苏晚愣了一下,然后笑了。这个人,她的长文里写了一大段关于他不解释、不需要理解、不期待别人的内容,他只看到了背台词这一句。不是因为她文笔好,是因为他在找。在找她的每一句话里,有多少是观察,有多少是真心,有多少是关于他的。
“因为那天我也醒着。”她回。
“你每天都醒着。”
“你也是。”
已读。没有回复。但苏晚知道,那不是冷淡的已读不回。那是“你说得对,我不知道怎么接”的已读不回。

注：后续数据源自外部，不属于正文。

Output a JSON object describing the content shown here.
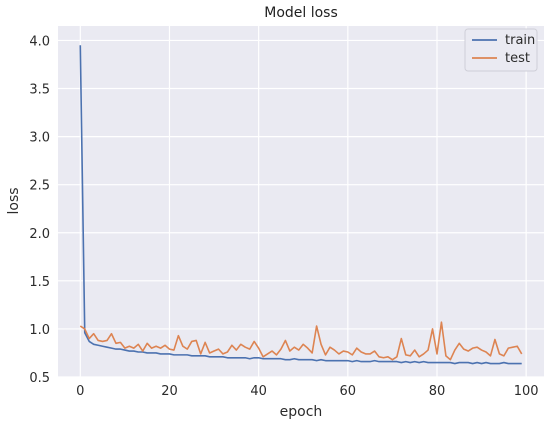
{
  "chart_data": {
    "type": "line",
    "title": "Model loss",
    "xlabel": "epoch",
    "ylabel": "loss",
    "xlim": [
      -5,
      104
    ],
    "ylim": [
      0.5,
      4.15
    ],
    "xticks": [
      0,
      20,
      40,
      60,
      80,
      100
    ],
    "yticks": [
      0.5,
      1.0,
      1.5,
      2.0,
      2.5,
      3.0,
      3.5,
      4.0
    ],
    "xtick_labels": [
      "0",
      "20",
      "40",
      "60",
      "80",
      "100"
    ],
    "ytick_labels": [
      "0.5",
      "1.0",
      "1.5",
      "2.0",
      "2.5",
      "3.0",
      "3.5",
      "4.0"
    ],
    "grid": true,
    "background": "#eaeaf2",
    "legend_position": "top-right",
    "series": [
      {
        "name": "train",
        "color": "#4c72b0",
        "values": [
          3.95,
          0.96,
          0.87,
          0.84,
          0.83,
          0.82,
          0.81,
          0.8,
          0.79,
          0.79,
          0.78,
          0.77,
          0.77,
          0.76,
          0.76,
          0.75,
          0.75,
          0.75,
          0.74,
          0.74,
          0.74,
          0.73,
          0.73,
          0.73,
          0.73,
          0.72,
          0.72,
          0.72,
          0.72,
          0.71,
          0.71,
          0.71,
          0.71,
          0.7,
          0.7,
          0.7,
          0.7,
          0.7,
          0.69,
          0.7,
          0.7,
          0.69,
          0.69,
          0.69,
          0.69,
          0.69,
          0.68,
          0.68,
          0.69,
          0.68,
          0.68,
          0.68,
          0.68,
          0.67,
          0.68,
          0.67,
          0.67,
          0.67,
          0.67,
          0.67,
          0.67,
          0.66,
          0.67,
          0.66,
          0.66,
          0.66,
          0.67,
          0.66,
          0.66,
          0.66,
          0.66,
          0.66,
          0.65,
          0.66,
          0.65,
          0.66,
          0.65,
          0.66,
          0.65,
          0.65,
          0.65,
          0.65,
          0.65,
          0.65,
          0.64,
          0.65,
          0.65,
          0.65,
          0.64,
          0.65,
          0.64,
          0.65,
          0.64,
          0.64,
          0.64,
          0.65,
          0.64,
          0.64,
          0.64,
          0.64
        ]
      },
      {
        "name": "test",
        "color": "#dd8452",
        "values": [
          1.03,
          1.0,
          0.9,
          0.95,
          0.88,
          0.87,
          0.88,
          0.95,
          0.85,
          0.86,
          0.8,
          0.82,
          0.8,
          0.84,
          0.77,
          0.85,
          0.8,
          0.82,
          0.8,
          0.83,
          0.79,
          0.78,
          0.93,
          0.82,
          0.79,
          0.87,
          0.88,
          0.74,
          0.86,
          0.75,
          0.77,
          0.79,
          0.74,
          0.76,
          0.83,
          0.78,
          0.84,
          0.81,
          0.79,
          0.87,
          0.8,
          0.71,
          0.74,
          0.77,
          0.73,
          0.79,
          0.88,
          0.77,
          0.81,
          0.78,
          0.84,
          0.8,
          0.75,
          1.03,
          0.84,
          0.73,
          0.81,
          0.78,
          0.74,
          0.77,
          0.76,
          0.73,
          0.8,
          0.76,
          0.74,
          0.74,
          0.77,
          0.71,
          0.7,
          0.71,
          0.68,
          0.71,
          0.9,
          0.73,
          0.72,
          0.78,
          0.71,
          0.74,
          0.78,
          1.0,
          0.74,
          1.07,
          0.72,
          0.68,
          0.78,
          0.85,
          0.79,
          0.77,
          0.8,
          0.81,
          0.78,
          0.76,
          0.72,
          0.89,
          0.74,
          0.72,
          0.8,
          0.81,
          0.82,
          0.74
        ]
      }
    ]
  }
}
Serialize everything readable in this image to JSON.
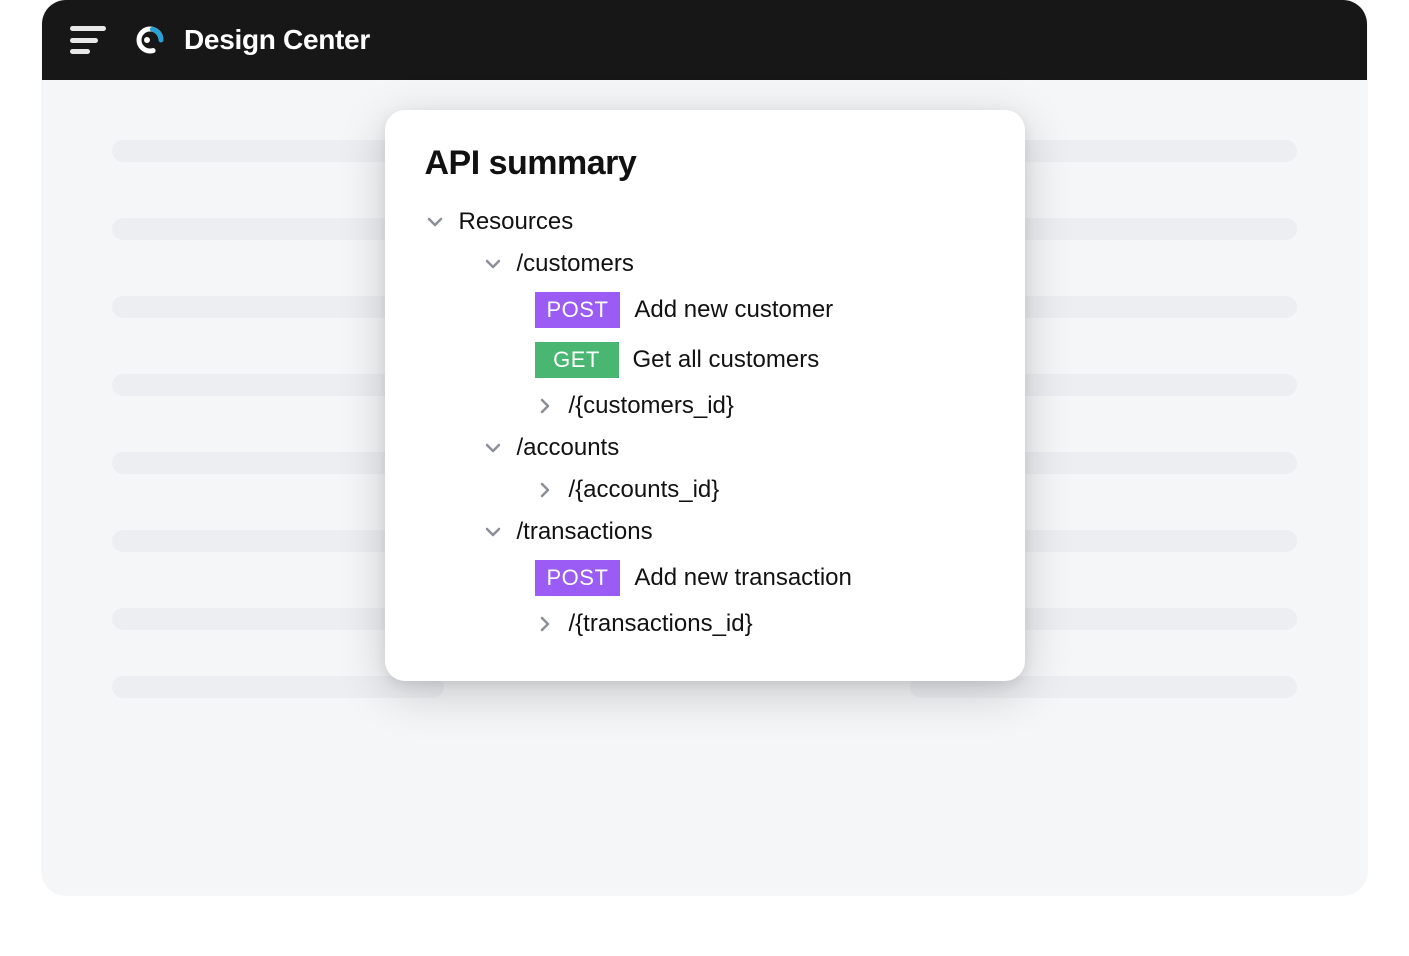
{
  "header": {
    "title": "Design Center"
  },
  "panel": {
    "title": "API summary",
    "section_label": "Resources",
    "resources": [
      {
        "path": "/customers",
        "expanded": true,
        "children": [
          {
            "type": "endpoint",
            "method": "POST",
            "label": "Add new customer"
          },
          {
            "type": "endpoint",
            "method": "GET",
            "label": "Get all customers"
          },
          {
            "type": "resource",
            "path": "/{customers_id}",
            "expanded": false
          }
        ]
      },
      {
        "path": "/accounts",
        "expanded": true,
        "children": [
          {
            "type": "resource",
            "path": "/{accounts_id}",
            "expanded": false
          }
        ]
      },
      {
        "path": "/transactions",
        "expanded": true,
        "children": [
          {
            "type": "endpoint",
            "method": "POST",
            "label": "Add new transaction"
          },
          {
            "type": "resource",
            "path": "/{transactions_id}",
            "expanded": false
          }
        ]
      }
    ]
  },
  "colors": {
    "header_bg": "#171717",
    "page_bg": "#f5f6f8",
    "skeleton": "#eceef1",
    "panel_bg": "#ffffff",
    "text": "#111111",
    "caret": "#8b8f97",
    "logo_accent": "#2aa0d6",
    "method_post_bg": "#9a5cf4",
    "method_get_bg": "#49b772"
  }
}
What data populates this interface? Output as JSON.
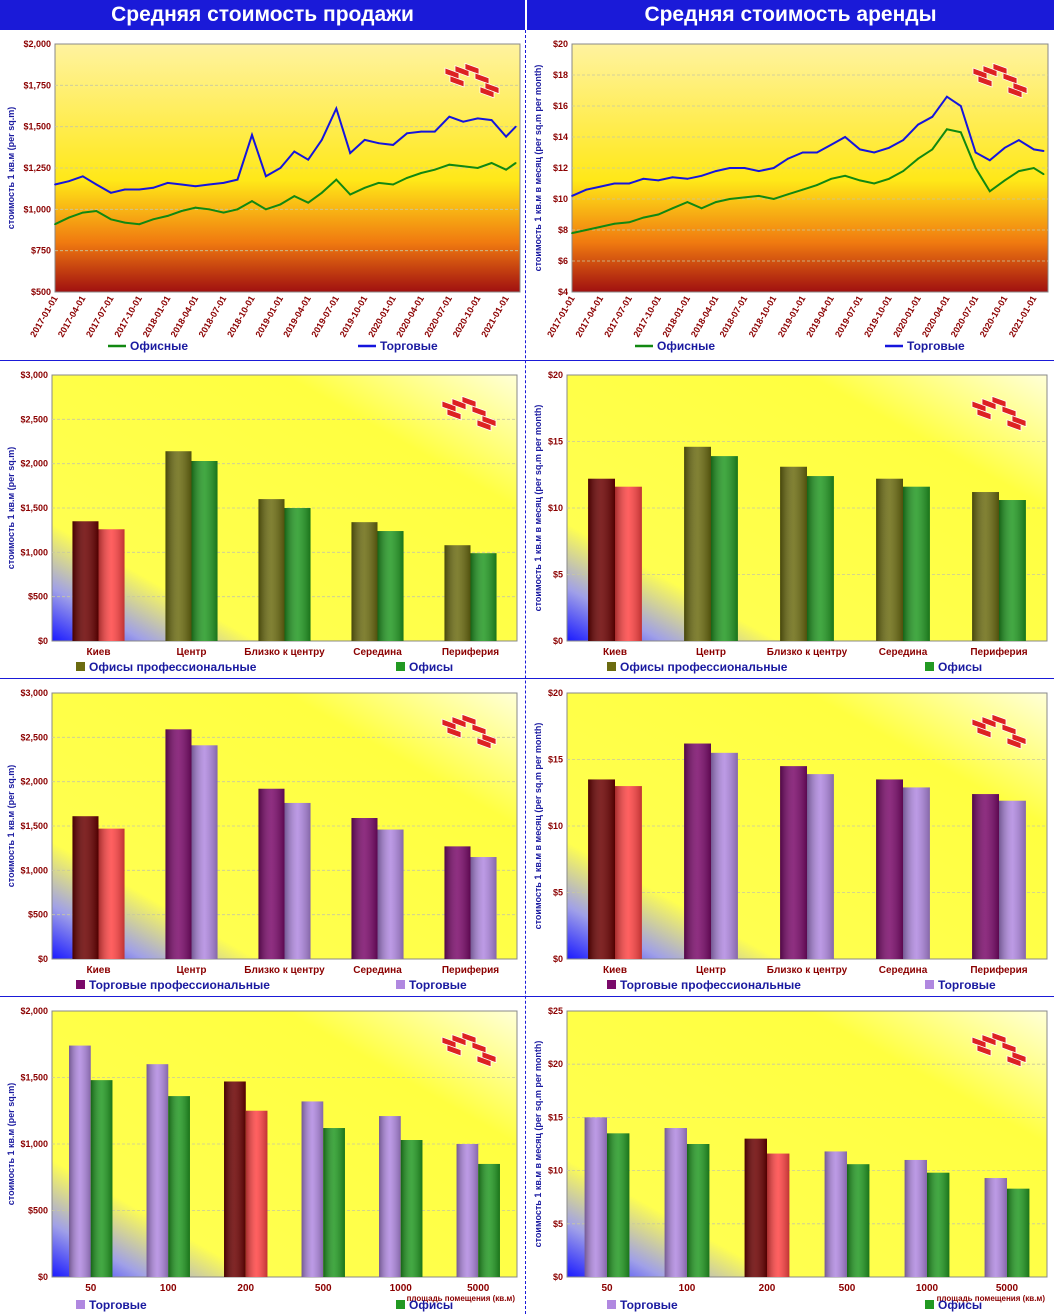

出租车拐进她出租屋的小巷,车灯扫过墙上斑驳的爬山虎。苏晚付了钱,推门下车。站在楼下抬头看,她的窗户是黑的,隔壁的窗户亮着暖黄的灯,有人在阳台上浇花。她忽然想,陆沉的公寓也是顶层的,他的窗户现在也亮着灯吧。落地灯,茶几上放着空了的白瓷杯,沙发上搭着一条薄毯。他大概正坐在沙发上,翻着她的微博评论区,一条一条地看着那些陌生人说的话。
他看了多少条“陆沉其实人很好”才会开始相信,不是只有她一个人这么觉得。
他看了多少条“这个助理好勇敢”才会意识到,她的勇敢不是天生的,是因为他值得。
苏晚推开单元门,走上楼梯。在二楼的转角处,她停下来,靠在墙上,拿出手机又看了一眼自己的微博。
点赞最多的新评论是一句话:
“从助理的微博过来的。我不认识陆沉,但我想说——能被一个人这样维护,他一定是很好的人。”
苏晚点了个赞。
然后她把这条评论截了图,存进了那个叫“工作备份”的文件夹。和“人呢”那张截图放在一起,和那张凌晨三点的睡颜放在一起,和今早的热搜截图放在一起。文件夹里的东西越来越多了。总有一天,文件夹的容量会超过她的相机存储卡。到那时候,她大概就再也分不清,哪些是为了任务,哪些是因为他是他。